NB
1937 год
. 18 июля в 10 часов утра мюнхенский гауляйтер Вагнер отрапортовал Гитлеру, что «мир немецкого искусства предстал в полном составе на открытии замечательного сокровища народной культуры, прекрасной галереи, построенной благодаря народному самопожертвованию», — Дома немецкого искусства. Рядом была открыта выставка «Выродившееся искусство» с транспарантом при входе: «Немецкий народ, приди и осуди сам!».В 11 часов после осмотра Дома немецкого искусства и выставки Гитлер заявил: «Даже здесь я заметил в отдельных работах, что некоторые люди по-прежнему видят окружающий их мир иным, нежели он есть в действительности. Есть еще господа, воспринимающие представителей нашего народа как полных кретинов, господа, для которых луга в принципе голубые, небо зеленое, облака желтые и т. д. Не буду вступать в спор, действительно ли эти люди так видят или только притворяются. Зато я хочу от имени немецкого народа запретить этим достойным сожаления, страдающим пороками зрения типам навязывать народу придуманное видение мира и убеждать народ, что это и есть искусство».

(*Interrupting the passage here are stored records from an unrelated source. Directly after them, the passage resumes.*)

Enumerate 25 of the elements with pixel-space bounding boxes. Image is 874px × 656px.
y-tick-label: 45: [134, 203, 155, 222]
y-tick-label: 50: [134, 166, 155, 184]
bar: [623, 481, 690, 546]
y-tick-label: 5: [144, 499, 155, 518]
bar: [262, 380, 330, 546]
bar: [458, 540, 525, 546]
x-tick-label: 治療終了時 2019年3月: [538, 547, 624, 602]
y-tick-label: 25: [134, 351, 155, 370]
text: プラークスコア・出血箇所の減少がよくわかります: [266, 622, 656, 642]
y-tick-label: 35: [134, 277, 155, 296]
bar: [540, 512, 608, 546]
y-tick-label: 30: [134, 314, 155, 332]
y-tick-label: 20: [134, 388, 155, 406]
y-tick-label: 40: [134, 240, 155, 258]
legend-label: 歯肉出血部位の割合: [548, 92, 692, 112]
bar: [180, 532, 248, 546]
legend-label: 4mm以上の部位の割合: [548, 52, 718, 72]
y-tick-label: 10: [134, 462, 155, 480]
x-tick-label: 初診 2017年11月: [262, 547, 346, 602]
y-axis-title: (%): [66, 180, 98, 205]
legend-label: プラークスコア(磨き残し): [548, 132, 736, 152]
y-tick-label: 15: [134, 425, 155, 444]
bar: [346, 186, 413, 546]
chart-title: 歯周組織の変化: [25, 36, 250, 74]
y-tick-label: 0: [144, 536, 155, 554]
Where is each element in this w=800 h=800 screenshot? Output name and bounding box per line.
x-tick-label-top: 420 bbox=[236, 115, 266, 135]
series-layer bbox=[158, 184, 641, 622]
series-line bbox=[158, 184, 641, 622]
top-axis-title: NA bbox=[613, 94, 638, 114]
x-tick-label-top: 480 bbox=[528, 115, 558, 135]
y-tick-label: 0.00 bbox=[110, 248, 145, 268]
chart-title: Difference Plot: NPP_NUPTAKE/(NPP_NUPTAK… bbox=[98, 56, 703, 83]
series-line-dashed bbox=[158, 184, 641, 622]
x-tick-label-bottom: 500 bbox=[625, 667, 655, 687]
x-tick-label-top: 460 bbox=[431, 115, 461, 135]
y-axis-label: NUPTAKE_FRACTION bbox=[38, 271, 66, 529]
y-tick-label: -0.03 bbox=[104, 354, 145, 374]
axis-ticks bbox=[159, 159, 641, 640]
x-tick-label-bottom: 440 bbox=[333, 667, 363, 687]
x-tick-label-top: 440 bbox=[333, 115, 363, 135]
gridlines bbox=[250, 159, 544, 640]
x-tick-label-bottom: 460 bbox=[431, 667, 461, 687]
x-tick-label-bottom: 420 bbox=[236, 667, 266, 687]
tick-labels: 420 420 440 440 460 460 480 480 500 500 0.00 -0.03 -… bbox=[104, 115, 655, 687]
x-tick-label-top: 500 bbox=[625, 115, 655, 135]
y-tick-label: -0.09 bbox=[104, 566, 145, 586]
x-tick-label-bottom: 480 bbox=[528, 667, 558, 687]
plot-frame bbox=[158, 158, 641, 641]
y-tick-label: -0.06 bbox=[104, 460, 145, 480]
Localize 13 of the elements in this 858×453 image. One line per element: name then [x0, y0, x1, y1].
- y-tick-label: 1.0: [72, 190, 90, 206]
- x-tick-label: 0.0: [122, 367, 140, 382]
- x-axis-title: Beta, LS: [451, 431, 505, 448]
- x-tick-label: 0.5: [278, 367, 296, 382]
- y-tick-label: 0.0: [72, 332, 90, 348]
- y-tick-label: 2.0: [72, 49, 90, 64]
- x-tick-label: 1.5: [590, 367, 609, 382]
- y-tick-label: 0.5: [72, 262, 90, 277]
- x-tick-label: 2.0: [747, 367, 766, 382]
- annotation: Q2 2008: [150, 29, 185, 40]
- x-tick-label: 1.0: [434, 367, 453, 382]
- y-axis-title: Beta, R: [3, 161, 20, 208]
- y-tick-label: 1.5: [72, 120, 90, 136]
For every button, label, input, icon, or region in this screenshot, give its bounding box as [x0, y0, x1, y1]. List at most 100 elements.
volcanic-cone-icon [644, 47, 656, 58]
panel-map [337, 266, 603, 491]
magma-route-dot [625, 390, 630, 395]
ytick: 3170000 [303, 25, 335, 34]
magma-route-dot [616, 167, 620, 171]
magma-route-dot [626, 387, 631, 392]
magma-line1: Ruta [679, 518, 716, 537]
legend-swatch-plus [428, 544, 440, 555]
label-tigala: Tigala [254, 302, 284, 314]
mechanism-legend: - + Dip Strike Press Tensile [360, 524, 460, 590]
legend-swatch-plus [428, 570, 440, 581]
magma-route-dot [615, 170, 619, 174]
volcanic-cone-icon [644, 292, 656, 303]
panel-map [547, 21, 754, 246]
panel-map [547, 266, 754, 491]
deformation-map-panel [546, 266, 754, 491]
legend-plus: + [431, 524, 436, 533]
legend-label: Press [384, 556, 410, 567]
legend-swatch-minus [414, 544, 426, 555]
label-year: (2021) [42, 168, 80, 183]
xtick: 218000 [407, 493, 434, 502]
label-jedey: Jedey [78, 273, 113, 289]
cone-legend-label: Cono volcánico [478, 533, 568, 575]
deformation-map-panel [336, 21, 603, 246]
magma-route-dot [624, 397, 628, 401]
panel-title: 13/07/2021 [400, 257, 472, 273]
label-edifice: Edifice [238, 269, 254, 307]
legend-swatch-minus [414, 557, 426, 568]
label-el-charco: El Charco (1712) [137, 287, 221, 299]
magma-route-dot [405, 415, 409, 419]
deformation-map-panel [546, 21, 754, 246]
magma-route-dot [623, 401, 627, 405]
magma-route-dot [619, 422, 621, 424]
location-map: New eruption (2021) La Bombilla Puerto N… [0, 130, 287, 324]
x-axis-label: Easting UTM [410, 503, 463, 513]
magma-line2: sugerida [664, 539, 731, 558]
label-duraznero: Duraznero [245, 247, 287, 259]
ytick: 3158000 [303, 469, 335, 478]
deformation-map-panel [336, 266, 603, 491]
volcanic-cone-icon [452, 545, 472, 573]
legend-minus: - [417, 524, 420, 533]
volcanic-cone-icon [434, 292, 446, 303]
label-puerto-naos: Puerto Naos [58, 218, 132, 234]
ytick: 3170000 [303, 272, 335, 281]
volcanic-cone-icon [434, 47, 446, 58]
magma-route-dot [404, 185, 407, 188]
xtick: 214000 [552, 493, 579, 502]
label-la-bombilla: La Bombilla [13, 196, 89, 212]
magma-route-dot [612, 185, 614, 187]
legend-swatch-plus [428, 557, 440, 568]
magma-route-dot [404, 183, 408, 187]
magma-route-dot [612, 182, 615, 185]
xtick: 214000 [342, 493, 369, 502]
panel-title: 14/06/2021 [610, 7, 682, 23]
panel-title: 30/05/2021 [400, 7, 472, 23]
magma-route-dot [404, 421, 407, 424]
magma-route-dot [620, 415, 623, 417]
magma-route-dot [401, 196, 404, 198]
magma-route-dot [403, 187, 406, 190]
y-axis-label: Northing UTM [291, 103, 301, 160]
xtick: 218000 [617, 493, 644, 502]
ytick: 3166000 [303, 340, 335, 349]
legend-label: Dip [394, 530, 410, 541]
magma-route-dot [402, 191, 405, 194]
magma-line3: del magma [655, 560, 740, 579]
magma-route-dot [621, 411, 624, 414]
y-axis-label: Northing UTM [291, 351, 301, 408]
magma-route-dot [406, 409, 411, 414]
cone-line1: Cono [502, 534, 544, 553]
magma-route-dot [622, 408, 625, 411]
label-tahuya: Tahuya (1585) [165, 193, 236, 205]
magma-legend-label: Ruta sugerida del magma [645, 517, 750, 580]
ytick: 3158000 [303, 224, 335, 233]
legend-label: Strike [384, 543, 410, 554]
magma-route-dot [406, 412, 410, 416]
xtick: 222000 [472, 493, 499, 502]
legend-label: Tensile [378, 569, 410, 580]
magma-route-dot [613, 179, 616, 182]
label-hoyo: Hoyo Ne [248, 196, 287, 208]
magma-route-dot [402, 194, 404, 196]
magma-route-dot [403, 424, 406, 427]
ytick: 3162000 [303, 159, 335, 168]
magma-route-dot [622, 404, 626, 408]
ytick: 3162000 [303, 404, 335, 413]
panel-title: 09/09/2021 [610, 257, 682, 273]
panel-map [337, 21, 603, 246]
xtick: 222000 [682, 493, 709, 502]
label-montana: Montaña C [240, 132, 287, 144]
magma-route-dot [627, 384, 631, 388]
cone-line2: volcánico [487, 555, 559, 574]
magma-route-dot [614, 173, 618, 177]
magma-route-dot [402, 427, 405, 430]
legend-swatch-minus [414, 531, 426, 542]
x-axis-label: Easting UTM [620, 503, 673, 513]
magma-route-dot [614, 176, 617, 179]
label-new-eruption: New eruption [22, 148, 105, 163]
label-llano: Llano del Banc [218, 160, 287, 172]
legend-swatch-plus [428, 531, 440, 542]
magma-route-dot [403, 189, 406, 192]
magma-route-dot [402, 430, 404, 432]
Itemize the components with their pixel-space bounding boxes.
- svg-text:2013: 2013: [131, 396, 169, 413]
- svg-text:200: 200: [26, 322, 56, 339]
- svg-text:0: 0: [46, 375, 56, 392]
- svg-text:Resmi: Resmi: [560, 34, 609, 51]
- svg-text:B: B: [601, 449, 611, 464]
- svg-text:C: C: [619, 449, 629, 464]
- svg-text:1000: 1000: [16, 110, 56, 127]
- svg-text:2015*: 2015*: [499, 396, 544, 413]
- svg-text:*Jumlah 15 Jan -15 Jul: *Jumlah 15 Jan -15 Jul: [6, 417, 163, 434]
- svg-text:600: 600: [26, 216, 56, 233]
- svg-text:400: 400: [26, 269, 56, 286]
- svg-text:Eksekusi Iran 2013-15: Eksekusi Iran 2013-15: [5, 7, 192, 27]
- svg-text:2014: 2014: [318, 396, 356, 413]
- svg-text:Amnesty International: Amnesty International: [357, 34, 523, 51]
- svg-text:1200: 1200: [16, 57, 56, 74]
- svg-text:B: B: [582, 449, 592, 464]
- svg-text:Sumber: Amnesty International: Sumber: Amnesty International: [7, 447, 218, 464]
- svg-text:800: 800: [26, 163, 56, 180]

Отныне художникам-«формалистам» было вообще запрещено работать, тем более продавать свои произведения. По свидетельству очевидца, «к ним врывались в дома с проверкой. Даже среди ночи. Отбирали все работы, которые находили. У Карла Лаутербаха в Дюссельдорфе было уничтожено все, и он один из сотен. Кто-то умудрялся обивать холстами чердаки. Живописью к кровле. Кто-то сходил с ума. Когда жгли отобранное. На площадях».
Правило казалось до смешного простым, но Софья Стефановна в отношении своих домашних на нем настаивала: если сегодня тебе очень плохо, значит, именно такого впереди уже не будет. Просто нужно собраться с силами и пережить. «А дальше? Что случится дальше?» — «Вот об этом задумываться не следует. Главное — пережить сейчас. Пережить!»
Но летом 1937-го выдержка начала изменять ей. Ночи давно стали бессонными. Гул подъезжающей машины — он нарастал после каждой полуночи, заставляя замирать сердце. За кем?.. Кто на этот раз?.. Засыпали под утро, чтобы через несколько часов услышать, кого не стало.
У Анны Гавриловны, тети Нюси, сестры в Одессе одновременно лишились мужей. Забрали Александра Григорьевича Богословского, мужа сестры Софьи Стефановны, и не оставалось ничего иного, как поселить ее вместе с дочерью Вероникой в Малаховке.
В том, что надежды вернуться у бывшего русского офицера нет, никто не сомневался. Тем более — военный топограф высочайшего класса, — он принимал участие в маркировке советско-польской границы и не соглашался с применявшимися советской стороной методами. Даже приехал в Москву, чтобы обсудить вопрос с самим наркомом обороны. Сутью дела никто интересоваться не стал. Уже была отработана практика: по поводу любого, самого обоснованного недовольства собирался компромат на «критикана». Если даже высказанные соображения в дальнейшем и принимались в расчет, с самим «критиканом» поступали как с врагом народа. Богословский не составил исключения. Приговор о высшей мере наказания был вынесен и приведен в исполнение через сорок восемь часов после ареста.
Все более опасным становилось положение Кржижановского. Им восхищались, сравнивали с Александром Грином и Юрием Олешей, но о публикации не могло быть и речи.